During the late 1960’s, Rudy and Steve took part in the historic student walkouts that were protesting unequal rights and educational opportunities. In 1970, they demonstrated against the Vietnam War in the Chicano Moratorium, which erupted into violent mayhem on the LA streets, killing Times journalist Ruben Salazar.
As a result of these revolutionary times, Rudy and Steve joined Bobby Espinosa’s radical Latin rock ensemble, El Chicano, which shared a scene with funk band, War. A couple years later, the Salas brothers paved their own path and founded their own band, Tierra.
“There was something rebellious about our music,” Rudy said in a 1998 LA Times interview. “We started Tierra during the heyday of the Chicano movement, when there was a political and social consciousness about what was going on with the system and all that.”
Tierra released their self-titled album with 20th Century Records a year after forming, infusing soul, salsa, jazz, and progressive rock influences, which resulted in a sound that would symbiotically evolve with the Eastside of Los Angeles. “Back then, it was really rare to sign Chicano bands to labels like 20th Century,” says Salas’ uncle, who worked with Capitol Records at the time. “It was a small Motown in East LA.”
In the 1980’s, Tierra expanded well beyond the Eastside. Many of their songs would reach the Billboard Hot 100, and remain there for weeks. The band was also invited to play an opening gig at Carnegie Hall for the legendary Afro-Cuban percussionist, Bongo Santamaria. Little did they know, Santamaria would actually defer to the band, allowing them to take over the headlining spot.
“When my younger brother and I were kids and we practiced in front of our mother, she would say, ‘One of these days, you guys are gonna play Carnegie Hall,'” said Salas. “When Tierra was really strong, we played there and flew my parents in.

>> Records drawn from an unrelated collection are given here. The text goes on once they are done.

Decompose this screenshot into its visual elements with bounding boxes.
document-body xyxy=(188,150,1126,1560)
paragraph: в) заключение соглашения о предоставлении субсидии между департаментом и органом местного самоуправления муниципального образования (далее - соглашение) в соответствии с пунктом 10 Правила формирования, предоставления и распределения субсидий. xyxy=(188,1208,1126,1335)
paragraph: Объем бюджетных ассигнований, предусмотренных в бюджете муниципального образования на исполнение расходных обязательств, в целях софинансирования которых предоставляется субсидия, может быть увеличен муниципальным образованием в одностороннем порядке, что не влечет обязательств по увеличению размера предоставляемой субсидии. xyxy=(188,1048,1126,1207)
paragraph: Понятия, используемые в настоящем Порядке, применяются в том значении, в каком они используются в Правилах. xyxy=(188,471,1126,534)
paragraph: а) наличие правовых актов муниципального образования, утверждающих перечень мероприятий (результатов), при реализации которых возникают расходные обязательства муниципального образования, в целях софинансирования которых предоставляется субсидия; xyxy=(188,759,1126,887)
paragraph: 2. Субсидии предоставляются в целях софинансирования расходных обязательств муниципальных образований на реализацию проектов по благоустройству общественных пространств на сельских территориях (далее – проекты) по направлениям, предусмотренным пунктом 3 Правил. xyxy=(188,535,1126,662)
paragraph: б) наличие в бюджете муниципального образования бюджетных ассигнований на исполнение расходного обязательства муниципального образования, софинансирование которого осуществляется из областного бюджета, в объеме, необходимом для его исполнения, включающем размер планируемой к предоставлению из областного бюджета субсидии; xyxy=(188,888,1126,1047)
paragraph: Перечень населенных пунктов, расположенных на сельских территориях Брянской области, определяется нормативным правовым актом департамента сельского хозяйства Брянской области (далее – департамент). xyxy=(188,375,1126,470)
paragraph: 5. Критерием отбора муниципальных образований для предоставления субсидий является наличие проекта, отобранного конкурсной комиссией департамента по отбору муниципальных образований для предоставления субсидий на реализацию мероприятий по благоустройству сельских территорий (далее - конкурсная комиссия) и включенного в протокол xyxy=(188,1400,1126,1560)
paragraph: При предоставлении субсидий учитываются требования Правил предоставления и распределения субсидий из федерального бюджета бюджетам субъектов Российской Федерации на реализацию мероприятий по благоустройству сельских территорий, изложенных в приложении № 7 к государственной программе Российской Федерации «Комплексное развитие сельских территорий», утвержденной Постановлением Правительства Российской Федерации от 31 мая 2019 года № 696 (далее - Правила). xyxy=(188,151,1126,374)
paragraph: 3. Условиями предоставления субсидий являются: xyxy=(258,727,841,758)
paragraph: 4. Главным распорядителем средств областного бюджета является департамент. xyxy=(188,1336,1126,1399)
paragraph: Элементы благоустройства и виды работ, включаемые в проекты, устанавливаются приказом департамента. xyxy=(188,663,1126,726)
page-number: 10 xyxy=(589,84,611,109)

We got a standing ovation, and I saw my mom and dad crying.”
Unfortunately, after the ’80s, the Salas brothers creative genius would devolve into power struggles and creative conflict. By 1997, Steve had departed the band and founded his own version of Tierra – with the same exact name…”I was always the leader of the band,” Rudy told The Times in 2002, while Steve insisted: “Because he called himself the leader.”
Besides a 2002 reunion at the Conga Room, the band(s) basically dismantled in the early 21st Century. Most of the original Tierra members began to pass away, and the OG spirit was lost. However, Tierra continued to release albums with new members, and began to support charitable causes in their hometown of East LA.
Interestingly enough, Rudy posted a video on Facebook on 12/11/20 promising new music with his brother Steve in 2021. It turns out their uncle was able to get them into the studio to work on a protest song titled, “The Angry Giant Rising,” which is now available on YouTube.
We will never forget the contribution of Rudy Salas and Tierra to the Eastside Sound and Chicano movement in Los Angeles. RIP Rudy.